On March 20, a Reseda woman committed suicide after killing her three children. The oldest child, 16-year-old Brandy Fernandez, was a popular student at Cleveland High School. Her sister, Leticia Fernandez, 13, had attended both Sutter and Parkman junior highs. And their 7-year-old half-brother Jeremiah Jones attended Blythe Street Elementary School.
At Blythe Street Elementary School, psychologists met with teachers and with Principal Maureen Banks on the morning after the shooting victims were found. The teachers agreed to tell each class individually about what had happened before instruction began. The younger children were most affected because they knew Jeremiah, and several children were sent to the school library, where they met in small groups with a psychologist, Banks said.

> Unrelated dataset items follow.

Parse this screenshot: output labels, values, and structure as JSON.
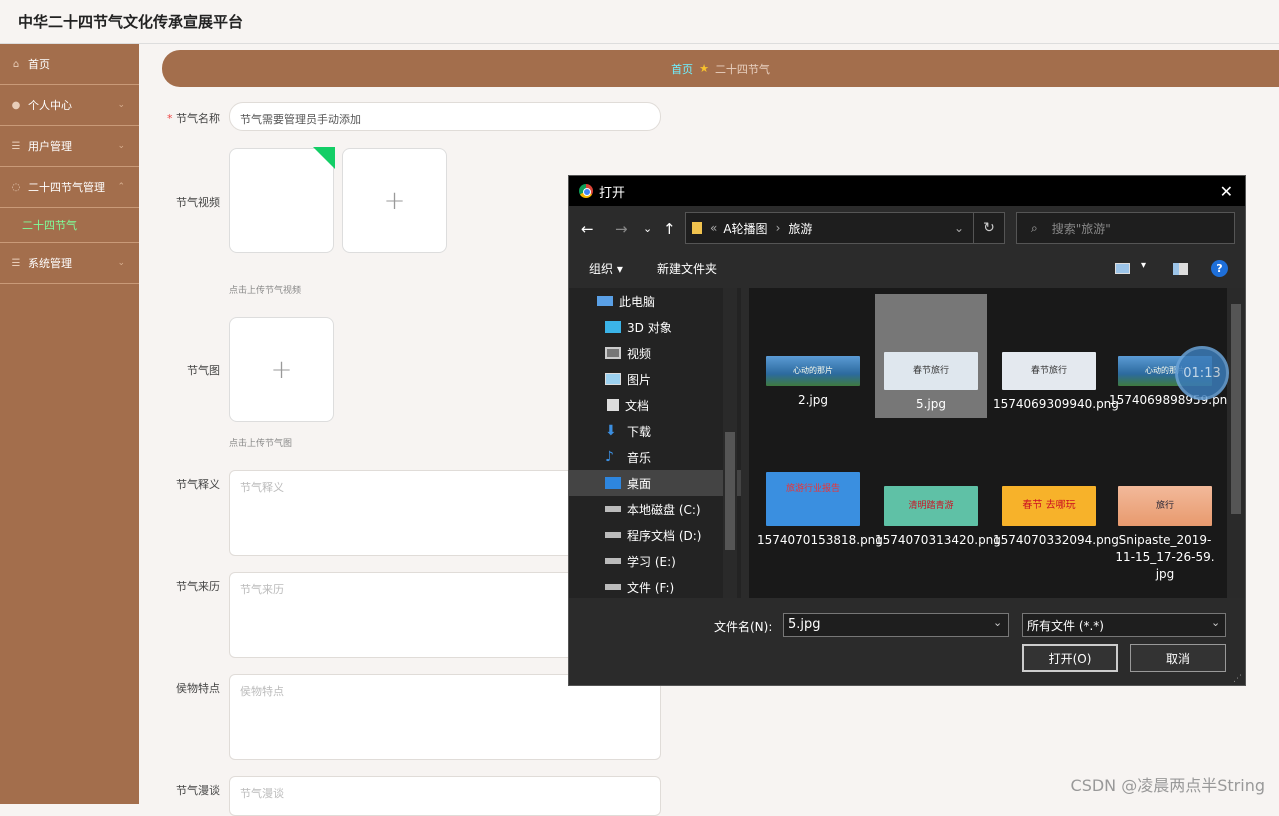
{
  "app": {
    "title": "中华二十四节气文化传承宣展平台"
  },
  "sidebar": {
    "items": [
      {
        "label": "首页",
        "icon": "home-icon"
      },
      {
        "label": "个人中心",
        "icon": "user-icon"
      },
      {
        "label": "用户管理",
        "icon": "list-icon"
      },
      {
        "label": "二十四节气管理",
        "icon": "circle-icon"
      },
      {
        "label": "二十四节气",
        "icon": ""
      },
      {
        "label": "系统管理",
        "icon": "menu-icon"
      }
    ]
  },
  "breadcrumb": {
    "home": "首页",
    "current": "二十四节气"
  },
  "form": {
    "name_label": "节气名称",
    "name_value": "节气需要管理员手动添加",
    "video_label": "节气视频",
    "video_hint": "点击上传节气视频",
    "image_label": "节气图",
    "image_hint": "点击上传节气图",
    "meaning_label": "节气释义",
    "meaning_placeholder": "节气释义",
    "origin_label": "节气来历",
    "origin_placeholder": "节气来历",
    "phenology_label": "侯物特点",
    "phenology_placeholder": "侯物特点",
    "custom_label": "节气漫谈",
    "custom_placeholder": "节气漫谈",
    "plus": "+"
  },
  "dialog": {
    "title": "打开",
    "path_prefix": "«",
    "path_parent": "A轮播图",
    "path_current": "旅游",
    "search_placeholder": "搜索\"旅游\"",
    "organize": "组织 ▾",
    "new_folder": "新建文件夹",
    "tree": [
      {
        "label": "此电脑",
        "icon": "computer-icon"
      },
      {
        "label": "3D 对象",
        "icon": "cube-icon"
      },
      {
        "label": "视频",
        "icon": "video-icon"
      },
      {
        "label": "图片",
        "icon": "picture-icon"
      },
      {
        "label": "文档",
        "icon": "document-icon"
      },
      {
        "label": "下载",
        "icon": "download-icon"
      },
      {
        "label": "音乐",
        "icon": "music-icon"
      },
      {
        "label": "桌面",
        "icon": "desktop-icon"
      },
      {
        "label": "本地磁盘 (C:)",
        "icon": "drive-icon"
      },
      {
        "label": "程序文档 (D:)",
        "icon": "drive-icon"
      },
      {
        "label": "学习 (E:)",
        "icon": "drive-icon"
      },
      {
        "label": "文件 (F:)",
        "icon": "drive-icon"
      }
    ],
    "files": [
      {
        "name": "2.jpg",
        "color": "#2c6a9e"
      },
      {
        "name": "5.jpg",
        "color": "#dfe7ee"
      },
      {
        "name": "1574069309940.png",
        "color": "#e4e9ef"
      },
      {
        "name": "1574069898959.png",
        "color": "#2c6a9e"
      },
      {
        "name": "1574070153818.png",
        "color": "#3a8fe0"
      },
      {
        "name": "1574070313420.png",
        "color": "#5fc1a6"
      },
      {
        "name": "1574070332094.png",
        "color": "#f7b22a"
      },
      {
        "name": "Snipaste_2019-11-15_17-26-59.jpg",
        "color": "#e89a6e"
      }
    ],
    "thumb_texts": {
      "f2": "心动的那片",
      "f5": "春节旅行",
      "f3": "春节旅行",
      "f4": "心动的那片",
      "f6": "旅游行业报告",
      "f7": "清明踏青游",
      "f8": "春节 去哪玩",
      "f9": "旅行"
    },
    "filename_label": "文件名(N):",
    "filename_value": "5.jpg",
    "filter_value": "所有文件 (*.*)",
    "open_button": "打开(O)",
    "cancel_button": "取消"
  },
  "timer": "01:13",
  "watermark": "CSDN @凌晨两点半String"
}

"It was a great feeling of relief to know that I wasn't left alone to deal with the kind of tragedy I'd never dealt with before," Banks said. "Then, a week after the incident, several children began showing a severe reaction to Jeremiah's death."
Psychologists had alerted Banks and teachers at Blythe Street School that after the death of a classmate, students seriously affected will cry more easily, act up in class, exhibit a sudden fear of leaving the classroom, or become withdrawn. Banks noticed a variety of these reactions in a small group of children.
"I called psychological services and they sent someone down to our school right away," she said. "It is a wonderful system and it works perfectly in this kind of tragedy."
Psychologists were able to come to the school the day Banks called and meet with each troubled child individually. The children will meet in a group with the psychologist once a week until the children can deal with the loss on their own, Aronin said.
On March 24, Ryan Vela, 17, an outfielder on the Sylmar High School baseball team, was killed when he was driving home with two teammates and the car they were riding in was broadsided by a Los Angeles police car. The cause of the accident early that Saturday morning is still under investigation.
"We knew we would need several psychologists to talk to the kids because Ryan was a popular boy involved in school activities," Aronin said. "We were notified by Sylmar High School administrators and we had a crisis team ready to be there Monday morning."